Coalition Formed To Oppose Shift In Adirondack State Tax Payments

Mar 19, 2018

Two weeks ago, Adirondack interests raised concerns about an item Governor Andrew Cuomo’s budget that would shift how New York pays property taxes to local communities on lands it owns in the Adirondacks.  Now, a “Forever Taxable” Coalition has been formed to oppose a Payment in Lieu of Taxes system in the Adirondacks and Catskills.

The Adirondack Park is a mix of public and private lands. The state pays property taxes to towns on state-owned land — the same property tax as any private landowner. The state Tax Department has proposed freezing and then capping the taxes that the state pays in the current budget proposal.

Municipalities and conservation groups had asked the governor to remove the proposed cap and PILOT, or Payment in Lieu of Taxes, system from the Executive Budget. That did not happen.  Now the Citizen Advisory Panels for the Adirondack and Catskill parks, conservation groups and local governments have formed the “Forever Taxable” Coalition to oppose the plan.

Adirondack Wild Friends of the Forest Preserve Managing Partner David Gibson says the taxable status of the 3 million acres of Forest Preserve is critical for the 102 governments and school districts in the Adirondacks and Catskills.  “Because it’s such a relatively small item, dollar-wise, it could get buried and ignored.  And that’s our job as a coalition to make sure that Forever Wild lands are forever taxable. These are state commitments and the state has to honor them otherwise it becomes much more difficult for the state to count on the towns to support land protection. That’s the real threat here is that future land protection proposals by the state of New York will not get the support at the local level that they deserve.”

Adirondack Park Local Government Review Board Chairman and Town of Saranac Councilman Gerald Delaney notes that in some towns the vast majority of property is owned by the state, so if the state caps what it pays, private landowners would have to pick up the tax burden.  He says that would not be viable in towns where the majority of land is state-owned.   “That’s a huge impact  on those towns and counties. The little town of Arietta I believe is one of the towns at 92 percent. So the state would cap 92 percent of the land at 2 percent growth and that tax burden would then shift to the private landowners.”

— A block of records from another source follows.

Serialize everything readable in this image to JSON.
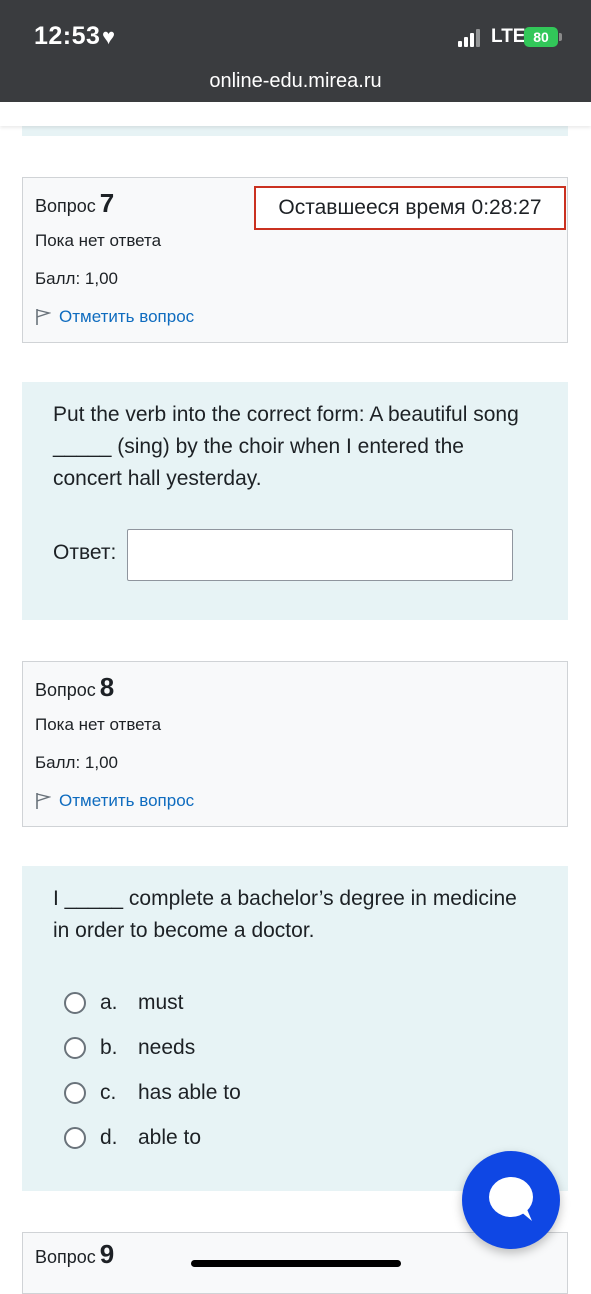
{
  "status_bar": {
    "time": "12:53",
    "network": "LTE",
    "battery": "80"
  },
  "browser": {
    "url": "online-edu.mirea.ru"
  },
  "timer": {
    "label": "Оставшееся время",
    "value": "0:28:27"
  },
  "questions": [
    {
      "label": "Вопрос",
      "number": "7",
      "state": "Пока нет ответа",
      "grade": "Балл: 1,00",
      "flag_label": "Отметить вопрос",
      "text": "Put the verb into the correct form: A beautiful song _____ (sing) by the choir when I entered the concert hall yesterday.",
      "answer_label": "Ответ:",
      "answer_value": ""
    },
    {
      "label": "Вопрос",
      "number": "8",
      "state": "Пока нет ответа",
      "grade": "Балл: 1,00",
      "flag_label": "Отметить вопрос",
      "text": "I _____ complete a bachelor’s degree in medicine in order to become a doctor.",
      "options": [
        {
          "letter": "a.",
          "text": "must"
        },
        {
          "letter": "b.",
          "text": "needs"
        },
        {
          "letter": "c.",
          "text": "has able to"
        },
        {
          "letter": "d.",
          "text": "able to"
        }
      ]
    },
    {
      "label": "Вопрос",
      "number": "9"
    }
  ],
  "icons": {
    "flag": "flag-icon",
    "chat": "chat-bubble-icon",
    "heart": "heart-icon"
  },
  "colors": {
    "status_bg": "#3a3c3f",
    "link": "#0f6cbf",
    "timer_border": "#ca3120",
    "content_bg": "#e7f3f5",
    "chat": "#0f47e4"
  }
}
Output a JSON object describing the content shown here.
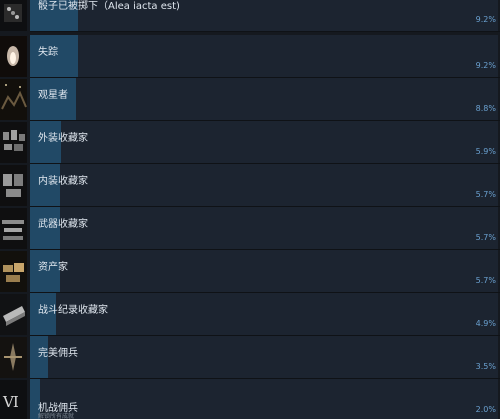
{
  "achievements": [
    {
      "name": "骰子已被掷下（Alea iacta est)",
      "percent_text": "9.2%",
      "percent": 9.2,
      "icon": "dice-icon",
      "fill_width_ratio": 0.1
    },
    {
      "name": "失踪",
      "percent_text": "9.2%",
      "percent": 9.2,
      "icon": "ghost-figure-icon"
    },
    {
      "name": "观星者",
      "percent_text": "8.8%",
      "percent": 8.8,
      "icon": "stargazer-icon"
    },
    {
      "name": "外装收藏家",
      "percent_text": "5.9%",
      "percent": 5.9,
      "icon": "outfit-collector-icon"
    },
    {
      "name": "内装收藏家",
      "percent_text": "5.7%",
      "percent": 5.7,
      "icon": "interior-collector-icon"
    },
    {
      "name": "武器收藏家",
      "percent_text": "5.7%",
      "percent": 5.7,
      "icon": "weapon-collector-icon"
    },
    {
      "name": "资产家",
      "percent_text": "5.7%",
      "percent": 5.7,
      "icon": "capitalist-icon"
    },
    {
      "name": "战斗纪录收藏家",
      "percent_text": "4.9%",
      "percent": 4.9,
      "icon": "battle-record-icon"
    },
    {
      "name": "完美佣兵",
      "percent_text": "3.5%",
      "percent": 3.5,
      "icon": "perfect-mercenary-icon"
    },
    {
      "name": "机战佣兵",
      "percent_text": "2.0%",
      "percent": 2.0,
      "icon": "roman-six-icon",
      "icon_text": "VI",
      "subtext": "解锁所有成就"
    }
  ]
}
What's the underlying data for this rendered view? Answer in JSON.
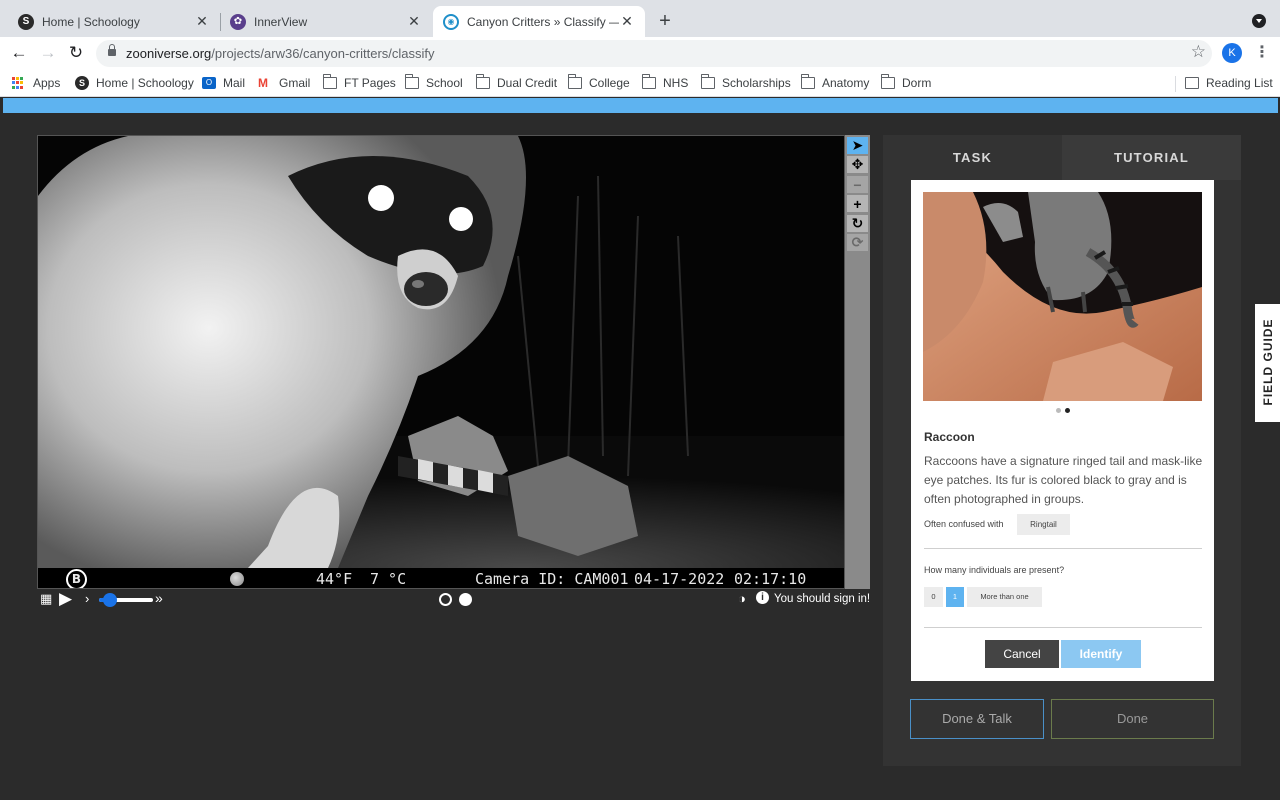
{
  "browser": {
    "tabs": [
      {
        "title": "Home | Schoology",
        "favicon": "schoology-icon",
        "active": false
      },
      {
        "title": "InnerView",
        "favicon": "innerview-icon",
        "active": false
      },
      {
        "title": "Canyon Critters » Classify — Z",
        "favicon": "zooniverse-icon",
        "active": true
      }
    ],
    "url_host": "zooniverse.org",
    "url_path": "/projects/arw36/canyon-critters/classify",
    "profile_initial": "K",
    "bookmarks": [
      {
        "label": "Apps",
        "icon": "apps-grid-icon"
      },
      {
        "label": "Home | Schoology",
        "icon": "schoology-icon"
      },
      {
        "label": "Mail",
        "icon": "outlook-icon"
      },
      {
        "label": "Gmail",
        "icon": "gmail-icon"
      },
      {
        "label": "FT Pages",
        "icon": "folder-icon"
      },
      {
        "label": "School",
        "icon": "folder-icon"
      },
      {
        "label": "Dual Credit",
        "icon": "folder-icon"
      },
      {
        "label": "College",
        "icon": "folder-icon"
      },
      {
        "label": "NHS",
        "icon": "folder-icon"
      },
      {
        "label": "Scholarships",
        "icon": "folder-icon"
      },
      {
        "label": "Anatomy",
        "icon": "folder-icon"
      },
      {
        "label": "Dorm",
        "icon": "folder-icon"
      }
    ],
    "reading_list": "Reading List"
  },
  "viewer": {
    "stamp": {
      "brand": "B",
      "temp_f": "44°F",
      "temp_c": "7 °C",
      "camera": "Camera ID: CAM001",
      "date": "04-17-2022",
      "time": "02:17:10"
    },
    "tools": [
      "pointer-icon",
      "move-icon",
      "minus-icon",
      "plus-icon",
      "rotate-icon",
      "reset-icon"
    ],
    "sign_in_notice": "You should sign in!",
    "frame_count": 2,
    "current_frame": 2
  },
  "panel": {
    "tab_task": "TASK",
    "tab_tutorial": "TUTORIAL",
    "species": "Raccoon",
    "description": "Raccoons have a signature ringed tail and mask-like eye patches. Its fur is colored black to gray and is often photographed in groups.",
    "confused_label": "Often confused with",
    "confused_with": "Ringtail",
    "question": "How many individuals are present?",
    "answers": [
      "0",
      "1",
      "More than one"
    ],
    "selected_answer": "1",
    "cancel": "Cancel",
    "identify": "Identify",
    "done_talk": "Done & Talk",
    "done": "Done",
    "field_guide": "FIELD GUIDE"
  },
  "colors": {
    "accent_blue": "#5eb3f0",
    "panel_bg": "#333333",
    "page_bg": "#2b2b2b"
  }
}
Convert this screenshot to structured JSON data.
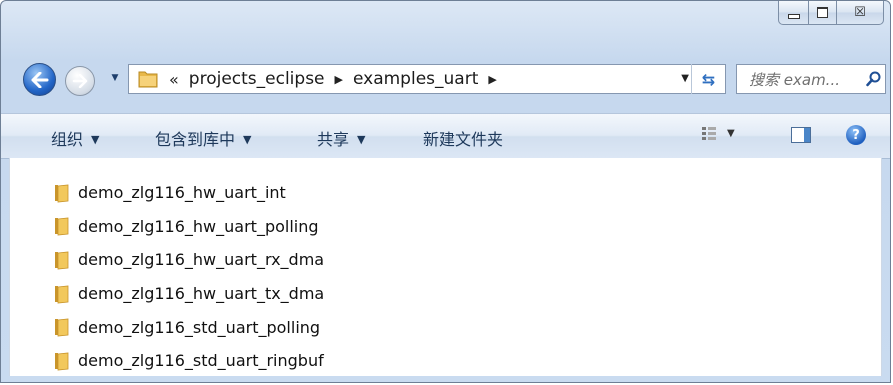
{
  "window": {
    "caption_buttons": {
      "minimize_icon": "minimize-icon",
      "maximize_icon": "maximize-icon",
      "close_glyph": "☒"
    }
  },
  "nav": {
    "breadcrumb": {
      "overflow": "«",
      "items": [
        "projects_eclipse",
        "examples_uart"
      ]
    },
    "search": {
      "placeholder": "搜索 exam..."
    }
  },
  "commands": {
    "organize": "组织",
    "include_in_library": "包含到库中",
    "share": "共享",
    "new_folder": "新建文件夹"
  },
  "files": [
    "demo_zlg116_hw_uart_int",
    "demo_zlg116_hw_uart_polling",
    "demo_zlg116_hw_uart_rx_dma",
    "demo_zlg116_hw_uart_tx_dma",
    "demo_zlg116_std_uart_polling",
    "demo_zlg116_std_uart_ringbuf"
  ],
  "colors": {
    "frame": "#c9dbf0",
    "command_text": "#1e395b",
    "folder": "#e8b84a"
  }
}
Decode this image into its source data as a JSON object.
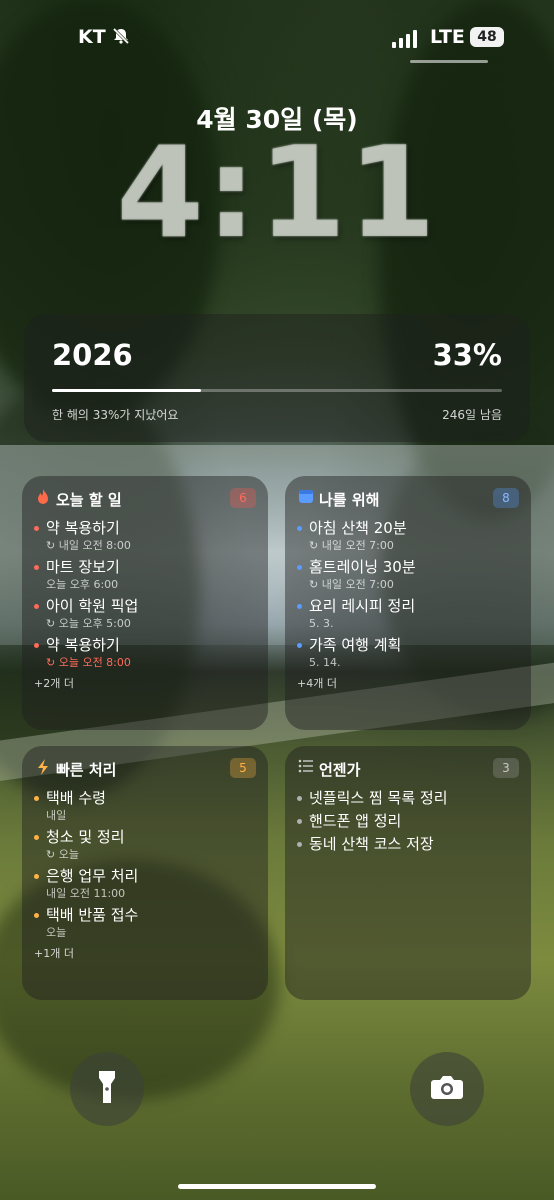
{
  "status": {
    "carrier": "KT",
    "network": "LTE",
    "battery": "48"
  },
  "lock": {
    "date": "4월 30일 (목)",
    "time": "4:11"
  },
  "year_widget": {
    "year": "2026",
    "percent": "33%",
    "progress_fraction": 0.33,
    "note": "한 해의 33%가 지났어요",
    "remaining": "246일 남음"
  },
  "cards": [
    {
      "title": "오늘 할 일",
      "count": "6",
      "accent": "#ff6b5a",
      "items": [
        {
          "text": "약 복용하기",
          "sub": "↻ 내일 오전 8:00"
        },
        {
          "text": "마트 장보기",
          "sub": "오늘 오후 6:00"
        },
        {
          "text": "아이 학원 픽업",
          "sub": "↻ 오늘 오후 5:00"
        },
        {
          "text": "약 복용하기",
          "sub": "↻ 오늘 오전 8:00",
          "sub_color": "#ff6b5a"
        }
      ],
      "more": "+2개 더"
    },
    {
      "title": "나를 위해",
      "count": "8",
      "accent": "#5a9cff",
      "items": [
        {
          "text": "아침 산책 20분",
          "sub": "↻ 내일 오전 7:00"
        },
        {
          "text": "홈트레이닝 30분",
          "sub": "↻ 내일 오전 7:00"
        },
        {
          "text": "요리 레시피 정리",
          "sub": "5. 3."
        },
        {
          "text": "가족 여행 계획",
          "sub": "5. 14."
        }
      ],
      "more": "+4개 더"
    },
    {
      "title": "빠른 처리",
      "count": "5",
      "accent": "#ffb347",
      "items": [
        {
          "text": "택배 수령",
          "sub": "내일"
        },
        {
          "text": "청소 및 정리",
          "sub": "↻ 오늘"
        },
        {
          "text": "은행 업무 처리",
          "sub": "내일 오전 11:00"
        },
        {
          "text": "택배 반품 접수",
          "sub": "오늘"
        }
      ],
      "more": "+1개 더"
    },
    {
      "title": "언젠가",
      "count": "3",
      "accent": "#b0b0b0",
      "items": [
        {
          "text": "넷플릭스 찜 목록 정리",
          "sub": ""
        },
        {
          "text": "핸드폰 앱 정리",
          "sub": ""
        },
        {
          "text": "동네 산책 코스 저장",
          "sub": ""
        }
      ],
      "more": ""
    }
  ]
}
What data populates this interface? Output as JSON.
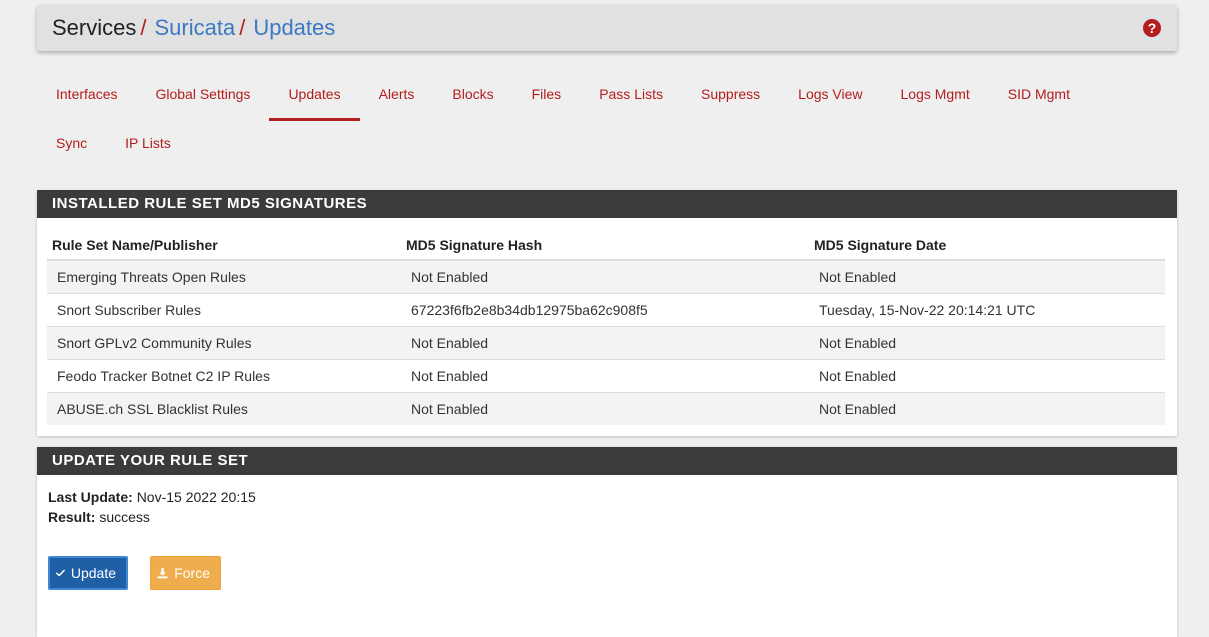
{
  "breadcrumb": {
    "root": "Services",
    "sep": "/",
    "level1": "Suricata",
    "level2": "Updates"
  },
  "tabs": [
    {
      "label": "Interfaces"
    },
    {
      "label": "Global Settings"
    },
    {
      "label": "Updates"
    },
    {
      "label": "Alerts"
    },
    {
      "label": "Blocks"
    },
    {
      "label": "Files"
    },
    {
      "label": "Pass Lists"
    },
    {
      "label": "Suppress"
    },
    {
      "label": "Logs View"
    },
    {
      "label": "Logs Mgmt"
    },
    {
      "label": "SID Mgmt"
    },
    {
      "label": "Sync"
    },
    {
      "label": "IP Lists"
    }
  ],
  "active_tab": "Updates",
  "signatures_panel": {
    "title": "INSTALLED RULE SET MD5 SIGNATURES",
    "columns": [
      "Rule Set Name/Publisher",
      "MD5 Signature Hash",
      "MD5 Signature Date"
    ],
    "rows": [
      [
        "Emerging Threats Open Rules",
        "Not Enabled",
        "Not Enabled"
      ],
      [
        "Snort Subscriber Rules",
        "67223f6fb2e8b34db12975ba62c908f5",
        "Tuesday, 15-Nov-22 20:14:21 UTC"
      ],
      [
        "Snort GPLv2 Community Rules",
        "Not Enabled",
        "Not Enabled"
      ],
      [
        "Feodo Tracker Botnet C2 IP Rules",
        "Not Enabled",
        "Not Enabled"
      ],
      [
        "ABUSE.ch SSL Blacklist Rules",
        "Not Enabled",
        "Not Enabled"
      ]
    ]
  },
  "update_panel": {
    "title": "UPDATE YOUR RULE SET",
    "last_update_label": "Last Update:",
    "last_update_value": "Nov-15 2022 20:15",
    "result_label": "Result:",
    "result_value": "success",
    "update_button": "Update",
    "force_button": "Force"
  },
  "icons": {
    "help": "question-circle-icon",
    "update": "check-icon",
    "force": "download-icon"
  },
  "colors": {
    "accent": "#b21e1e",
    "link": "#3c78c4",
    "panel_heading": "#3b3b3b",
    "update_button": "#1f5fa6",
    "force_button": "#f0ad4e"
  }
}
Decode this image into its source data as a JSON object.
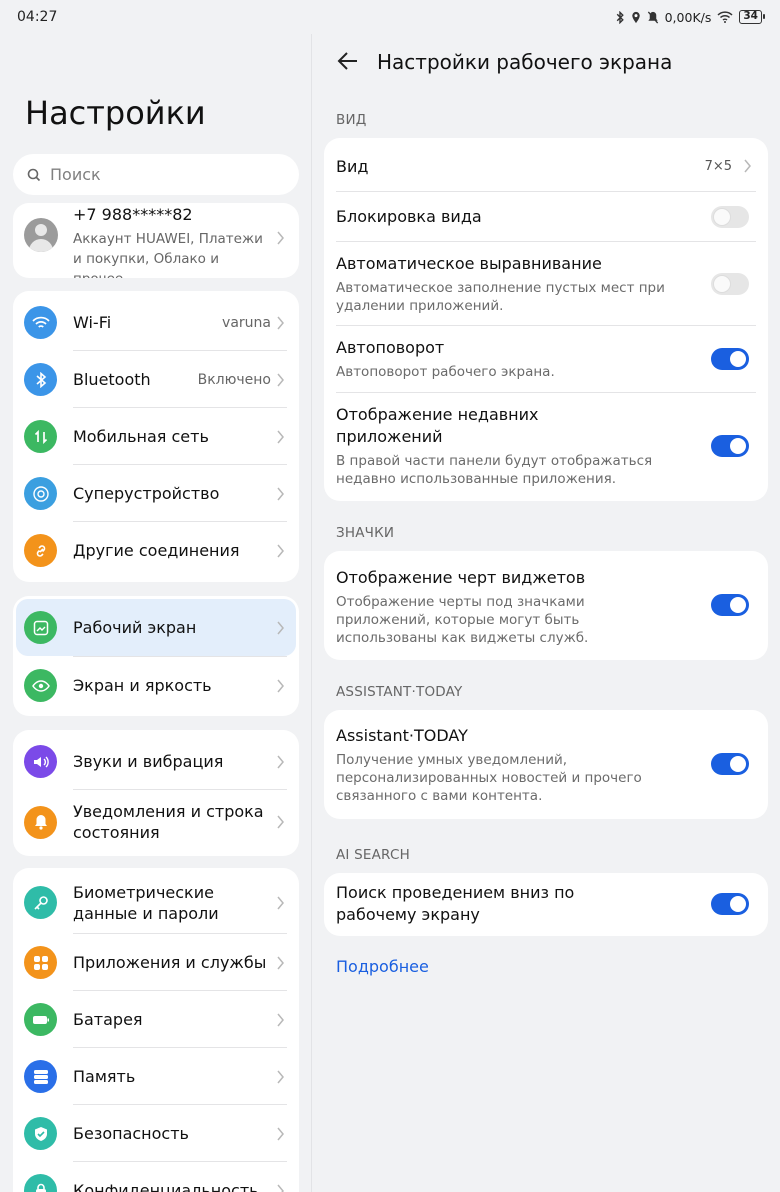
{
  "status": {
    "time": "04:27",
    "speed": "0,00K/s",
    "battery": "34"
  },
  "left": {
    "title": "Настройки",
    "search_placeholder": "Поиск",
    "account": {
      "phone": "+7 988*****82",
      "sub": "Аккаунт HUAWEI, Платежи и покупки, Облако и прочее"
    },
    "groups": [
      {
        "items": [
          {
            "label": "Wi-Fi",
            "value": "varuna",
            "icon": "wifi-icon",
            "color": "#3b95e8"
          },
          {
            "label": "Bluetooth",
            "value": "Включено",
            "icon": "bluetooth-icon",
            "color": "#3b95e8"
          },
          {
            "label": "Мобильная сеть",
            "value": "",
            "icon": "mobile-network-icon",
            "color": "#3cb862"
          },
          {
            "label": "Суперустройство",
            "value": "",
            "icon": "super-device-icon",
            "color": "#3b9fe0"
          },
          {
            "label": "Другие соединения",
            "value": "",
            "icon": "link-icon",
            "color": "#f3931b"
          }
        ]
      },
      {
        "items": [
          {
            "label": "Рабочий экран",
            "value": "",
            "icon": "home-screen-icon",
            "color": "#3cb862"
          },
          {
            "label": "Экран и яркость",
            "value": "",
            "icon": "eye-icon",
            "color": "#3cb862"
          }
        ]
      },
      {
        "items": [
          {
            "label": "Звуки и вибрация",
            "value": "",
            "icon": "sound-icon",
            "color": "#7b4ae8"
          },
          {
            "label": "Уведомления и строка состояния",
            "value": "",
            "icon": "bell-icon",
            "color": "#f3931b"
          }
        ]
      },
      {
        "items": [
          {
            "label": "Биометрические данные и пароли",
            "value": "",
            "icon": "key-icon",
            "color": "#2fbca8"
          },
          {
            "label": "Приложения и службы",
            "value": "",
            "icon": "apps-icon",
            "color": "#f3931b"
          },
          {
            "label": "Батарея",
            "value": "",
            "icon": "battery-icon",
            "color": "#3cb862"
          },
          {
            "label": "Память",
            "value": "",
            "icon": "storage-icon",
            "color": "#2a6fe8"
          },
          {
            "label": "Безопасность",
            "value": "",
            "icon": "shield-icon",
            "color": "#2fbca8"
          },
          {
            "label": "Конфиденциальность",
            "value": "",
            "icon": "privacy-icon",
            "color": "#2fbca8"
          }
        ]
      }
    ]
  },
  "right": {
    "title": "Настройки рабочего экрана",
    "sections": {
      "view": "ВИД",
      "icons": "ЗНАЧКИ",
      "assistant": "ASSISTANT·TODAY",
      "ai": "AI SEARCH"
    },
    "view_item": {
      "title": "Вид",
      "value": "7×5"
    },
    "lock_item": {
      "title": "Блокировка вида",
      "on": false
    },
    "align_item": {
      "title": "Автоматическое выравнивание",
      "desc": "Автоматическое заполнение пустых мест при удалении приложений.",
      "on": false
    },
    "rotate_item": {
      "title": "Автоповорот",
      "desc": "Автоповорот рабочего экрана.",
      "on": true
    },
    "recent_item": {
      "title": "Отображение недавних приложений",
      "desc": "В правой части панели будут отображаться недавно использованные приложения.",
      "on": true
    },
    "widget_item": {
      "title": "Отображение черт виджетов",
      "desc": "Отображение черты под значками приложений, которые могут быть использованы как виджеты служб.",
      "on": true
    },
    "assistant_item": {
      "title": "Assistant·TODAY",
      "desc": "Получение умных уведомлений, персонализированных новостей и прочего связанного с вами контента.",
      "on": true
    },
    "search_item": {
      "title": "Поиск проведением вниз по рабочему экрану",
      "on": true
    },
    "more_link": "Подробнее"
  }
}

Adirondack Council Spokesman John Sheehan says the proposed tax revision reinforces a fear that the state is trying to remove financial support for the Forest Preserve.  “We think that the communities are really an integrated part of the landscape and overall have not encroached into the backcountry. There is a state interest in making sure that that balance continues and that New York state the best way that they can help is by paying its share of taxes on the Forest Preserve. If those communities lose the support then we can’t really count on those communities to support the Forest Preserve. It would not only put the communities in a position where they might actually try to stop future purchases but also ask for more intensive recreation on existing lands to get more financial benefit out of it if they feel that they’re not being fairly compensated by the state.”

Coalition members believe the proposed change in the tax payment system would be illegal. Again Gerald Delaney:  “The Real Property Tax law  which actually says the state will pay taxes on state Forest Preserve as if it was privately owned. We feel that law would have to be repealed before they could actually institute a PILOT.”

New York State Real Property Tax Law Section 542 mandates that Forest Preserve land must be valued as if privately owned and in Section 532A is taxable for all purposes.